The container port in Qingdao in eastern China’s Shandong province
The container port in Qingdao in eastern China’s Shandong province. Unlike other industrialised economies, which tend to outsource legacy industries as their companies move up the value chain, China has never truly trusted transnational division of labour © AP

The writer is a geopolitics analyst at Gavekal Research

For investors watching China, there have been some positive recent trends. China’s exports have started to pick up, supporting economic growth despite a prolonged property slump and flagging consumption. Chinese policymakers may feel their factory-driven growth strategy is being vindicated.

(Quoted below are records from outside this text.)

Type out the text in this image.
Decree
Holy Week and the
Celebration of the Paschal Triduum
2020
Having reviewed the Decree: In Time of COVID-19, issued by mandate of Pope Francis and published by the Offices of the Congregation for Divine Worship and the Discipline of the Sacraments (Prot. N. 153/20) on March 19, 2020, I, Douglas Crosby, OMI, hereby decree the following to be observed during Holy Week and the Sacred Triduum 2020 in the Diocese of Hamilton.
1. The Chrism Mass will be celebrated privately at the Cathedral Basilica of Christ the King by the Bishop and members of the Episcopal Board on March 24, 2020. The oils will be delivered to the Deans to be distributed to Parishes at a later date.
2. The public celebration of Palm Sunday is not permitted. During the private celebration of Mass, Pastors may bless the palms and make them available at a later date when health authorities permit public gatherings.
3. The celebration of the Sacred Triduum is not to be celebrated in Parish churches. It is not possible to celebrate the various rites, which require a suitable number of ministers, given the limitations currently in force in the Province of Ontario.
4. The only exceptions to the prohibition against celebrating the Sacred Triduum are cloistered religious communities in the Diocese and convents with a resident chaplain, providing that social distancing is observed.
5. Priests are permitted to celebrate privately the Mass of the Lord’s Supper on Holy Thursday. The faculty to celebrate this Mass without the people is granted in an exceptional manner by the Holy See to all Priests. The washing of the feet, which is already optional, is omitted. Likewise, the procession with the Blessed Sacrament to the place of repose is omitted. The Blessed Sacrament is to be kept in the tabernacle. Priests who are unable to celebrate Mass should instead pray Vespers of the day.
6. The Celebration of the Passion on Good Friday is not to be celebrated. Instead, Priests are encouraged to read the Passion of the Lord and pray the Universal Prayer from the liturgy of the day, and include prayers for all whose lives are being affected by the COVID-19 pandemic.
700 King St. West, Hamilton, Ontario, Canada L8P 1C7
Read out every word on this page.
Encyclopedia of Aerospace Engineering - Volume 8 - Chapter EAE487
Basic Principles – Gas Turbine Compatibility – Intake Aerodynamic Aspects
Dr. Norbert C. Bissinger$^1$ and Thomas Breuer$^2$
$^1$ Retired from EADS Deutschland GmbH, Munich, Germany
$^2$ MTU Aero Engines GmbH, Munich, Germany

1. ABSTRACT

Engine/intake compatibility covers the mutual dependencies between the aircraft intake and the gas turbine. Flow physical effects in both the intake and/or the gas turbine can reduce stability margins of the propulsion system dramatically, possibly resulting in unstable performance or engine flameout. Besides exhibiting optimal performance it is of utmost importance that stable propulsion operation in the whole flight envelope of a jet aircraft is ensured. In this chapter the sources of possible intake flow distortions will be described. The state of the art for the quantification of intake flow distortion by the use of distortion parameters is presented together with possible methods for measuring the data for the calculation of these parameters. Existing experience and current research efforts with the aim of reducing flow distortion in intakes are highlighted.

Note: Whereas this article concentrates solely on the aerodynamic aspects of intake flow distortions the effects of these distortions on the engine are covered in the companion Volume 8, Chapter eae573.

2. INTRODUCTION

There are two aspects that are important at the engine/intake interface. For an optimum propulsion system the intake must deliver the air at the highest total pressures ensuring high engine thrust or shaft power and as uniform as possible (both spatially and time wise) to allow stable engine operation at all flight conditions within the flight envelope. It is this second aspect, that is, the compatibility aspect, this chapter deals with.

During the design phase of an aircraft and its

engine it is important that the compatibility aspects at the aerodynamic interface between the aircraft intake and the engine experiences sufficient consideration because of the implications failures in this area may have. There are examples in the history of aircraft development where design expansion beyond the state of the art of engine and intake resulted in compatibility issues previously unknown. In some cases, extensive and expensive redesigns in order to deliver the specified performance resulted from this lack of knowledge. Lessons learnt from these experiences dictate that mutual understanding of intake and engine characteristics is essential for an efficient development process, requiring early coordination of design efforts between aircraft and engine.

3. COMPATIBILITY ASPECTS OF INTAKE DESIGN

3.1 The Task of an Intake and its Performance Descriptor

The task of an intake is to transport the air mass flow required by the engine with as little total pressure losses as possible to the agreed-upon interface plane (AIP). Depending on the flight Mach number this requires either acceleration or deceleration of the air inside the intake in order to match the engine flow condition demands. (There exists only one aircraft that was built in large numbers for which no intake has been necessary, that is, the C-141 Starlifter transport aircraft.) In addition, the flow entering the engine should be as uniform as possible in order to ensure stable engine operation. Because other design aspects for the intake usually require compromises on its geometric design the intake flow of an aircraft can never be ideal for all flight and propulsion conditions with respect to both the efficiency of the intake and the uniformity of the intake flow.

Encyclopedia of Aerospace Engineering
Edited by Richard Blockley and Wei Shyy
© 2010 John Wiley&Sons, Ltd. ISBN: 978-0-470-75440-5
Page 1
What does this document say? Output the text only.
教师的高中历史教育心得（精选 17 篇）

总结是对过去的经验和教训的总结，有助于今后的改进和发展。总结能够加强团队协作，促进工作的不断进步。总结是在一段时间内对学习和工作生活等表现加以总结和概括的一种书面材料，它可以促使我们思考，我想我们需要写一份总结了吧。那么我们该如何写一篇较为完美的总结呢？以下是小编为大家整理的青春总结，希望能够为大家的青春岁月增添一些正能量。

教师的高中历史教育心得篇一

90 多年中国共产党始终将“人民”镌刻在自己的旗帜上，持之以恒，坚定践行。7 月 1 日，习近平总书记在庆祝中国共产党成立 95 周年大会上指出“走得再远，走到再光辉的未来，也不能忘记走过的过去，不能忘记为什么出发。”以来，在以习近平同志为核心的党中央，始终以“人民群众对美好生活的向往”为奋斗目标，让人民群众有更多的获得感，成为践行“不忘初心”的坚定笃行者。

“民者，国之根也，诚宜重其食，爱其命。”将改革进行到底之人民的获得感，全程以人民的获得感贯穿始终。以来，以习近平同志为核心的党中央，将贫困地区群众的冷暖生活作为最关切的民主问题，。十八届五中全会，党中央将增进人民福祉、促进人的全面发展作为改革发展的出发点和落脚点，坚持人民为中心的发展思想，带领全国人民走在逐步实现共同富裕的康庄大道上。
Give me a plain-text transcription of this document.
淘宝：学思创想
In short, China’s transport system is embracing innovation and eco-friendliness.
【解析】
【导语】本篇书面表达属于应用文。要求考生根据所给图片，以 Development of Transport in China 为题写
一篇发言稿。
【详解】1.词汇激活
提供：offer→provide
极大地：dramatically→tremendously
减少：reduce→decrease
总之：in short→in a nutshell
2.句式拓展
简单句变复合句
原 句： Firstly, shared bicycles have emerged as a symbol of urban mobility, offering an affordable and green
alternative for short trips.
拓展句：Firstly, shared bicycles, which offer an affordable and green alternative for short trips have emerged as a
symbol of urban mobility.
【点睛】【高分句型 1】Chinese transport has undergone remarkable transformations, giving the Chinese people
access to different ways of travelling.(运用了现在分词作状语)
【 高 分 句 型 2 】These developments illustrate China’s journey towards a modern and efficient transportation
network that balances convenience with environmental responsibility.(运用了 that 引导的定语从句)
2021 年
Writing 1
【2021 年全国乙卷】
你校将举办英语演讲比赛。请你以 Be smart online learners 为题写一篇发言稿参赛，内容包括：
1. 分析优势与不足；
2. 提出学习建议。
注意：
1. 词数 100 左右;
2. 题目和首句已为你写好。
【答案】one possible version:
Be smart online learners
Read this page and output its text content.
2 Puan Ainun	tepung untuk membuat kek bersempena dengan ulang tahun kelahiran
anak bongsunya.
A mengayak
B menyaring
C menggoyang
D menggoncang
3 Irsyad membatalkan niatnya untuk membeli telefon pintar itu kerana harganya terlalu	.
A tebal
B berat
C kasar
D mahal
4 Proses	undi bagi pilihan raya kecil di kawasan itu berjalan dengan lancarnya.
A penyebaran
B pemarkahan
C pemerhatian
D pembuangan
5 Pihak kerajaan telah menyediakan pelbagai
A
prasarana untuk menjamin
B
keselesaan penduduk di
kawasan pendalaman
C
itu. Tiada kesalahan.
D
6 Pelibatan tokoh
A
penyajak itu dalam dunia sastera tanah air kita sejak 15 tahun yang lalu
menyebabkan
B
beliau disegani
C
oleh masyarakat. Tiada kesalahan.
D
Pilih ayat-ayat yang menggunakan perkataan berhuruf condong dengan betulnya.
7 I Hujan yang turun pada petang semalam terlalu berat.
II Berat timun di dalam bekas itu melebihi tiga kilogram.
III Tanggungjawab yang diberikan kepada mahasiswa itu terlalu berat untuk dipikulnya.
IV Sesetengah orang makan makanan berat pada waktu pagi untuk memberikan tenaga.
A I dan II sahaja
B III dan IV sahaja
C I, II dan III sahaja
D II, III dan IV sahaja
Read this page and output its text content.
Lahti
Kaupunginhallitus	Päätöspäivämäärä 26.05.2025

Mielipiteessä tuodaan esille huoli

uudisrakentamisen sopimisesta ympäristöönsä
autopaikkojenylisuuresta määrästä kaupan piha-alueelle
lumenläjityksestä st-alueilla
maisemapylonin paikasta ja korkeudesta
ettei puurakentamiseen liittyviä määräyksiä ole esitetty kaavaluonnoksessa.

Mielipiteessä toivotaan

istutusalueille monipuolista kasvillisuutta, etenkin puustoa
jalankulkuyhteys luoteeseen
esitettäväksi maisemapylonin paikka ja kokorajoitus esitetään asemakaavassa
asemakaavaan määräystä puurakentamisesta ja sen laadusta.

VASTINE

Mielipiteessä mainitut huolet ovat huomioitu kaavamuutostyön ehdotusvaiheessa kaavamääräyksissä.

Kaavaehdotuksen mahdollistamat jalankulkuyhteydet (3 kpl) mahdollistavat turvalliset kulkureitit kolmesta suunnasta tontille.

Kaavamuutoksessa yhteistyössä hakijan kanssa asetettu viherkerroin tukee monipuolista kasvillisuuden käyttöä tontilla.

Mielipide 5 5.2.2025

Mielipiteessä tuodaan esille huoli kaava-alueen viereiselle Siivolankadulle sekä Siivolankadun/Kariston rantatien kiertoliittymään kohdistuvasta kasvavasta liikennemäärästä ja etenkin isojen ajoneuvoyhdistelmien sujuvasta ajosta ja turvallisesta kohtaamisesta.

But an important broader structural problem remains largely unaddressed. Even though the government has rolled out policy in attempts to place a floor under the tanking property sector, it has stubbornly refused to genuinely empower consumers, through either fiscal transfers to households or reforms that buttress public services and social safety.

A programme to incentivise households to trade in and upgrade durable goods — including cars — disappointed by being too small and too prescriptive and ultimately amounts to a detour to again pump up industrial production. By doubling down on supply-side support, China may exacerbate overcapacity at home and trade frictions globally. The country’s leaders are willing to stomach such risks because politics and geopolitics matter more than economics.

Chinese officials probably took note that robust support for household income had prepared a number of western economies for post-pandemic lift-off, but they probably also noticed with alarm that demand on steroids has supercharged inflation, in turn fuelling voter discontent and populism.

A principal political obsession of China’s ruling communist party is to avoid a repeat of the 1989 uprising. The mass protests erupted partly because of runaway prices of consumer staples. The causes of inflation then were unique, relating to the transition to a more market economy. But the spectre of a repeat still worries Beijing. “He who has been bitten by a snake recoils from a rope,” goes a Chinese saying.

More fundamentally, China’s political-economic system cannot countenance scattering resources for individual consumption. A defining feature of such a regime, with a Leninist core, is the mobilisation of resources for social-economic transformation. China’s ruling elite pride themselves on the system’s proven ability to “amass resources to endeavour big feats”. In their belief, it is this ability that has enabled China to modernise infrastructure, accelerate industrialisation, escape poverty and create a developmental miracle.

Today’s rulers of China see cautionary tales in consumer-driven American capitalism: deindustrialisation, over-financialisation, destabilising booms and busts, social atomisation, populist ferment, and digital platforms with wealth and power to rival the state. China’s President Xi Jinping prefers to mobilise resources to power the “real economy”, synonymous in China with manufacturing.

Manufacturing can help ensure self-sufficiency, prized by Chinese leaders since Mao Zedong. Mao’s successors relaxed on that fixation, not because they became true converts of the economics of comparative advantages, but out of necessity to attract western capital and technology.

Unlike other industrialised economies, which tend to outsource legacy industries as their companies move up the value chain, China has never truly trusted transnational division of labour. Its strategists have always ominously warned that the “strategic window of opportunity”, during which capitalist democracies willingly shared the fruit of trade and investment with a rival such as China, would eventually close. They can now claim prescience as the US and its allies restrict technology, investment and market access to Chinese companies.

This fear has driven Beijing to cultivate the world’s largest and most comprehensive industrial supply chain. Chinese policymakers boast of running the only country in the world that produces in every sector in the UN’s International Standard Industrial Classification.

The country’s industrial strategy aspires to propel Chinese manufacturers up the value chain to dominate the domestic market and expand global market shares. Foreign competitors not vanquished should be locked into China’s ever more sophisticated and efficient supply chain.

The trade-in programme for vehicles and appliances thus makes sense in China’s political economy. Consumption stimulus must be channelled into manufacturing. After all, the Communist party is supposed to draw its legitimacy and strength from workers on factory floors, and Xi aspires to build a manufacturing superpower rather than a rich consumer society.